Spokespersons for Secretary of the Treasury Janet Yellen and the DOJ did not respond to The Epoch Times’ request for comment on Grassley’s remarks. A spokesman for the IRS referred The Epoch Times to the Treasury Inspector General for Tax Administration (TIGTA). The TIGTA spokesman said he could provide no information on the status of an investigation, if one exists.
ProPublica first revealed in a June 8, 2021, post that it had received what it described as tax information and data “we obtained ... from an anonymous source who provided us with large amounts of information on the ultra-wealthy, everything from the taxes they paid, to the income they reported, to the profits from their stock trades.”
Grassley said that until the leaker within, or hacker outside, the federal tax agency is identified, there are serious practical and national security concerns associated with the leak to ProPublica.
“At the end of the 2022 filing season, more than 145 million individual income tax returns were filed with the IRS. Right now, we don’t know if there is a current vulnerability to IRS systems that makes this personal information accessible within the IRS or to bad actors outside the IRS,” Grassley explained.
“We don’t know if a foreign nation with hostile intentions is responsible for a leak or hack of taxpayer information, or the full scope of IRS information that may be involved.
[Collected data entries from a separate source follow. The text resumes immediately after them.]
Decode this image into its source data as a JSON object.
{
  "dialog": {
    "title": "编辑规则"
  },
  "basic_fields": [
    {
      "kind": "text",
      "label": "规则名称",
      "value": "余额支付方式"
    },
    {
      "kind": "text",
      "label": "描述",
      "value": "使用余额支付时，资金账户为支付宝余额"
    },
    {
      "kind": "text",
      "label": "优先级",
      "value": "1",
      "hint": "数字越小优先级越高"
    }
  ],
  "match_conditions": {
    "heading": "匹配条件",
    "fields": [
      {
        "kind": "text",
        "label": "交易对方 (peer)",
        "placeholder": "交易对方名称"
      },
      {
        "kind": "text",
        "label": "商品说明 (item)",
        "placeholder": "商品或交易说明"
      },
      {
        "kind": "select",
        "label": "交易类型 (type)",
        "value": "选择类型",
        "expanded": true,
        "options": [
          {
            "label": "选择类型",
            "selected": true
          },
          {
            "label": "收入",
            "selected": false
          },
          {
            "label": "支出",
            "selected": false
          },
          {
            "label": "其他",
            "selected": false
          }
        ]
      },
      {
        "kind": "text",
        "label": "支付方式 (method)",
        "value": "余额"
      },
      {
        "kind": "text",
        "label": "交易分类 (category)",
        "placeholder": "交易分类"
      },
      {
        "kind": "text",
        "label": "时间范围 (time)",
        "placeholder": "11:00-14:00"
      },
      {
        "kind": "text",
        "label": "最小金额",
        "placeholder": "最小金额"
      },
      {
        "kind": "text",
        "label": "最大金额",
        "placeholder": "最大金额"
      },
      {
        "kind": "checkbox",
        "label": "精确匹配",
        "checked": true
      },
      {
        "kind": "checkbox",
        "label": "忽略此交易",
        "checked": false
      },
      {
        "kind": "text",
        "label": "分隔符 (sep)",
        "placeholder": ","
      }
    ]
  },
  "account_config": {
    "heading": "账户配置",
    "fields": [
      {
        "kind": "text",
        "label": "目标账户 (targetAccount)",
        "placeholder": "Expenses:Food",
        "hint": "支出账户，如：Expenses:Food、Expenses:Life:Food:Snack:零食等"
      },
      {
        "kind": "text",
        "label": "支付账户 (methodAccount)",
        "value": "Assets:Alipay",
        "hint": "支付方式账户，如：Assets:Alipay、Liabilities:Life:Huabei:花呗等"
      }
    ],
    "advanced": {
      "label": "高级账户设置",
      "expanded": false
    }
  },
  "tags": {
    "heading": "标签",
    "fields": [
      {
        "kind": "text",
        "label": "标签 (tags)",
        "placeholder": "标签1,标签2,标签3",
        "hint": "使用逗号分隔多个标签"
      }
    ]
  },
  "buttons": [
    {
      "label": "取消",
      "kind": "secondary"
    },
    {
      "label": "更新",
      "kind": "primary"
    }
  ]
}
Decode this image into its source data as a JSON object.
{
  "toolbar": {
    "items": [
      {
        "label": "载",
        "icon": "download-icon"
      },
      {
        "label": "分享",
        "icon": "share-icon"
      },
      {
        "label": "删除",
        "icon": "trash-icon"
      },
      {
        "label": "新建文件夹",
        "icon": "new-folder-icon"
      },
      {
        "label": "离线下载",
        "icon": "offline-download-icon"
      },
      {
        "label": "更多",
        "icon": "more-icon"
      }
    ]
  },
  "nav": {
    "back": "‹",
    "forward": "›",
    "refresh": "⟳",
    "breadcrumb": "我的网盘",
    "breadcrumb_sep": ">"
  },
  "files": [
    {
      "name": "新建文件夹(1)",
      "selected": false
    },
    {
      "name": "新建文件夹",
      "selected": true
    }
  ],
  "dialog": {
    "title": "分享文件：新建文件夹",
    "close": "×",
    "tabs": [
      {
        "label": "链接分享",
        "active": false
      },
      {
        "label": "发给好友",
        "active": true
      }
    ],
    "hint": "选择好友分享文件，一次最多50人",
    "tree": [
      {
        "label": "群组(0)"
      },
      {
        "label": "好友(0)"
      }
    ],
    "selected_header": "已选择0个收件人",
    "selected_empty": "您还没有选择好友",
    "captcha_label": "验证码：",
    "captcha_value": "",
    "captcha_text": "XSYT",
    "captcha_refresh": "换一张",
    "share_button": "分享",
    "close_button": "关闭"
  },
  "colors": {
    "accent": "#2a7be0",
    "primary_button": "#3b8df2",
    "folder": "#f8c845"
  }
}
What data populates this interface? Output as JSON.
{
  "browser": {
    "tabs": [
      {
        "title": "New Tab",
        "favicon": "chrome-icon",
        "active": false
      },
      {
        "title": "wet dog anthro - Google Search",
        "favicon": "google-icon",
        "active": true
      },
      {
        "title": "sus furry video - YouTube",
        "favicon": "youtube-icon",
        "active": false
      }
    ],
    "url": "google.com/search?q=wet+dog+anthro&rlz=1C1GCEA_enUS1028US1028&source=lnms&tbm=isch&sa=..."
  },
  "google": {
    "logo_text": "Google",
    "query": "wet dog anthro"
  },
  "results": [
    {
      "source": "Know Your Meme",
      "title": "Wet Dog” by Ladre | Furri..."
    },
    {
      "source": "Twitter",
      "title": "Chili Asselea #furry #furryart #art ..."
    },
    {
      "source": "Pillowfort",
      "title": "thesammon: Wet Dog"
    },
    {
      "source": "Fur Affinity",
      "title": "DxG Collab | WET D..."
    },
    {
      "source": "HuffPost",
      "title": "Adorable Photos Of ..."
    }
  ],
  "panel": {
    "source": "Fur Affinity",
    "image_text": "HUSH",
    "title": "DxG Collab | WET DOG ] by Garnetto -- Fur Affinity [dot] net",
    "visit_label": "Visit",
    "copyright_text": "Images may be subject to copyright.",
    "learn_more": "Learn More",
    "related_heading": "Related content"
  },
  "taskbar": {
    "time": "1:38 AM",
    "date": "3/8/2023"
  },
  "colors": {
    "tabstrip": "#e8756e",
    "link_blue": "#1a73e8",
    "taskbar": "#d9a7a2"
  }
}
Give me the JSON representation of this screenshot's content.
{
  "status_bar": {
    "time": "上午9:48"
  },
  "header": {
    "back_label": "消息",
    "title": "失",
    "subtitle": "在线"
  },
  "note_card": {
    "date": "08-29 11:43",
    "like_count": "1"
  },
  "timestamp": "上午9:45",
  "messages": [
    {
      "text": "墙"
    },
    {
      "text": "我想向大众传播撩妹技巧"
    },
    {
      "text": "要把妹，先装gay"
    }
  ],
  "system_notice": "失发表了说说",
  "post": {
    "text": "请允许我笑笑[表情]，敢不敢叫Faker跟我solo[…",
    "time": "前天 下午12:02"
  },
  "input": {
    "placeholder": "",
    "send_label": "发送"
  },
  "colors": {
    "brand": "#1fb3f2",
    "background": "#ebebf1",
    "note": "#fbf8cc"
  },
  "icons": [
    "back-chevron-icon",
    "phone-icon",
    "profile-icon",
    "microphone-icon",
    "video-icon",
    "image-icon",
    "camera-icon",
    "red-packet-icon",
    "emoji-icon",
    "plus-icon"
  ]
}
Just because ProPublica hasn’t found it politically useful to publicly disclose your private taxpayer information doesn’t mean your tax information hasn’t also been compromised,” he said.
Grassley said Yellen’s silence on the issue is especially revealing because, shortly after the first ProPublica story was published, she was testifying before the House Committee on Ways and Means. When she was asked about the leak, Yellen responded, “I am as anxious as you are to find out what happened.”
On the same day as the first story was published, IRS Commissioner Charles Rettig told the Senate Finance Committee, on which Grassley is the ranking member, that he believed the “trust and confidence in the Internal Revenue Service is sort of the bedrock of asking people and requiring people to provide financial information. And, we have, as I said, turned it over to the appropriate investigators, external and internal.”
Grassley also pointed out in his Senate speech that Attorney General Merrick Garland described the leak as “an extremely serious matter. People are entitled, obviously, to great privacy with respect to their tax returns.”
Grassley further observed that “Democrats constantly spoke of the need for fairness in the tax system as they pushed through their partisan tax and spending bill. Yet, we’ve heard barely a peep out of them on what may be the largest unauthorized disclosure of taxpayer information in history.”